The cyber criminal organisation behind the developing ransomware attack on the University of Manchester appears to have accessed and stolen personally identifiable information (PII) on over a million NHS patients whose data was held by the university for research purposes.
According to The Independent, which was first to report the latest development, the dataset relates to trauma patients – including terror attack victims – treated at more than 200 hospitals, and the compromised information supposedly includes NHS numbers and the first three characters of patients’ home postcodes.
The university is said to have contacted NHS Trusts over the past few days to warn them of their potential exposure. It’s understood that impacted patients may not have known their data had been shared, and so should be alert to follow-on attacks, phishing emails or contact from the ransomware gang – which has already been harassing Manchester students.
NHS England declined to comment on the story, while the University of Manchester did not confirm specific details of the incident.
“We confirmed on 23 June that our systems have been accessed and student and alumni data has been copied,” said a university spokesperson. “Individuals have been informed of this cyber incident, and offered support and advice to further protect their data.
“Our investigations into impact are ongoing and we are continuing to work with relevant authorities and partners, including the Information Commissioner’s Office, the National Cyber Security Centre (NCSC), the National Crime Agency and other regulatory bodies.
“Our in-house data experts and external support are working around the clock to resolve this incident and respond to its impacts, and we are not able to comment further at this stage.”
Forensics experts
The attack on the University of Manchester’s systems came to light earlier in June, and since then, it’s been working with third-party forensics experts and organisations including the NCSC, National Crime Agency (NCA) and the Information Commissioner’s Office (ICO) to establish its impact.
Data that is confirmed to have been affected includes information on students applying for student accommodation and information held on past alumni. The university said it has no evidence to suggest any banking or payment details were accessed.
At the time of writing, its IT teams have successfully restored most of its systems, although some issues are still occurring. Its GlobalProtect VPN service for remote and hybrid workers has been taken offline for all off-campus users, and is not expected to be restored for at least another month.
Additionally, it is ramping up its data protection and cyber security training for staff, and has offered staff and postgraduate research students a year’s subscription to Experian.
The identity of the ransomware operator behind the attack remains undisclosed.

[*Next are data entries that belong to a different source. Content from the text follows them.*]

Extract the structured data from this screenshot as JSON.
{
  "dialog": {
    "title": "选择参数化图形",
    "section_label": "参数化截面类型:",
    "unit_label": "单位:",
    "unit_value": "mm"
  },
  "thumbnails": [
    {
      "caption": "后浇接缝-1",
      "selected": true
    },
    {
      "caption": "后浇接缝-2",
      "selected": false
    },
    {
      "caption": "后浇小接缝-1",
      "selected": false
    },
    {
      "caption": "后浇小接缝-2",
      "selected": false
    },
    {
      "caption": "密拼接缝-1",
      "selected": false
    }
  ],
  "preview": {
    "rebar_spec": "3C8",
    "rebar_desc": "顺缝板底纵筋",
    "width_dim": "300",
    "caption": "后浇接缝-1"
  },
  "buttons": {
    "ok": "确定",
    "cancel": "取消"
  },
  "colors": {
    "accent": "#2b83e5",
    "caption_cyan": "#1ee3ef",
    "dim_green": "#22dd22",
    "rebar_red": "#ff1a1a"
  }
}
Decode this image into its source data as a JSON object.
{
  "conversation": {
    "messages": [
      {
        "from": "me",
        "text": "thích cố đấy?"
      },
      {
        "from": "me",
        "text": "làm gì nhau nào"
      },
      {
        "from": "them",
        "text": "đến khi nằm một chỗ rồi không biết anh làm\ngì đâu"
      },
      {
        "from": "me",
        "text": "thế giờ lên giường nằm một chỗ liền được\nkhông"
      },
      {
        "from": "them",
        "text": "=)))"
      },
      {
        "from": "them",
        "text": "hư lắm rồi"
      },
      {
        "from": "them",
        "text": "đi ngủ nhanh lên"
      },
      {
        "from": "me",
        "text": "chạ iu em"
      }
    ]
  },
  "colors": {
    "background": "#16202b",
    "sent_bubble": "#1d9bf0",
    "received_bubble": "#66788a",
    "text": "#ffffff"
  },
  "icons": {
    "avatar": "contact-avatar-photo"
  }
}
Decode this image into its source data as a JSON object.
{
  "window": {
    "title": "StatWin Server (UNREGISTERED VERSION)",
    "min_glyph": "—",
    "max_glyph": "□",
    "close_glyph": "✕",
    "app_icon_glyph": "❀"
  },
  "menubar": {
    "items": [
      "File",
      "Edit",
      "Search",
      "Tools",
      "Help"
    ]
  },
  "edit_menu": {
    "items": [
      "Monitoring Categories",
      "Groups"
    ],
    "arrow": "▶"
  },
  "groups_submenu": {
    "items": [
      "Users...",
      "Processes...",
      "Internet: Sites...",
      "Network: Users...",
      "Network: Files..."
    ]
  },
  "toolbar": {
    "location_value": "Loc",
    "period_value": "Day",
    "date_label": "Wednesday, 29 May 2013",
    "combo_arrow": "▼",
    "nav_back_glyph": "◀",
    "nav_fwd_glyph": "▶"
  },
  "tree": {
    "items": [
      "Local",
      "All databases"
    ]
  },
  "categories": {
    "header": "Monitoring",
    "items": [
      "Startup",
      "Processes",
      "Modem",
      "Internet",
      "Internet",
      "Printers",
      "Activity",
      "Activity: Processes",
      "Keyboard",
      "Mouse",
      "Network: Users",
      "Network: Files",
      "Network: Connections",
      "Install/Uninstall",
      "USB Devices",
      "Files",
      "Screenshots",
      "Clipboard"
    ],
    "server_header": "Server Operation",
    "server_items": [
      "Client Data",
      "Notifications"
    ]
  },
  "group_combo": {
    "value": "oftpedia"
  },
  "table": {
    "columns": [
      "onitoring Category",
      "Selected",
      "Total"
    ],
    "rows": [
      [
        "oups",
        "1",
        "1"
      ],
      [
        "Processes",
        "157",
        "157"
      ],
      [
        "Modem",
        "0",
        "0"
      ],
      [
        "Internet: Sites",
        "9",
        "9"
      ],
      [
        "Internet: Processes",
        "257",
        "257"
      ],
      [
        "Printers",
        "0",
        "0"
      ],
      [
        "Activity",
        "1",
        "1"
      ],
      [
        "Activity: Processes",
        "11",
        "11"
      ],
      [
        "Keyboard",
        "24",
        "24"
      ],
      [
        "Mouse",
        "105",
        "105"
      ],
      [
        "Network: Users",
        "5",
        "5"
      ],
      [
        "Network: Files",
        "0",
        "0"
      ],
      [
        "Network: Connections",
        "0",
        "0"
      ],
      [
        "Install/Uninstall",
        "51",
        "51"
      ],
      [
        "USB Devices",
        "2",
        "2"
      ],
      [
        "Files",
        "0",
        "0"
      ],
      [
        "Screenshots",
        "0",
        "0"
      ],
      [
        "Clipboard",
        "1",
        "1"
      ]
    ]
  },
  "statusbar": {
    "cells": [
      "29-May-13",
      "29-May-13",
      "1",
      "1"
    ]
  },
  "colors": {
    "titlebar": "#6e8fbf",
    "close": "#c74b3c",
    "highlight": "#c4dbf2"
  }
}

Jake Moore, global cyber security advisor at ESET: “Any personally identifiable data stolen is worrying but when the data includes sensitive medical data, the level of concern is heightened. Ransomware attacks are more commonly turning out to be data releasing exercises and so, having data backed up is now no longer enough to withstand these attacks.
“Once threat actors get their hands on crucial sensitive information, they can ransom the data for any value they wish. Unfortunately, the release of data into the internet oblivion is fast becoming the usual scenario.”
Check Point’s field chief information security officer (CISO), Deryck Mitchelson, who was formerly director of national digital and CISO at NHS National Services Scotland, questioned why the university had access to PII on NHS patients.
“How many other universities have this type of data stored on their own servers? Was the data obfuscated or de-identified? Where patient information is being used for research, there should be as much openness and transparency about that use as possible,” he said.
“Was this the case? What safeguards did the university have in place around its research data? Are research data sets segmented from others? Is it fully encrypted at rest with key rotation in place. Is data access auditable? All of this opens up far more concerning conversations around data sharing between public and private organisations, which needs to be addressed.”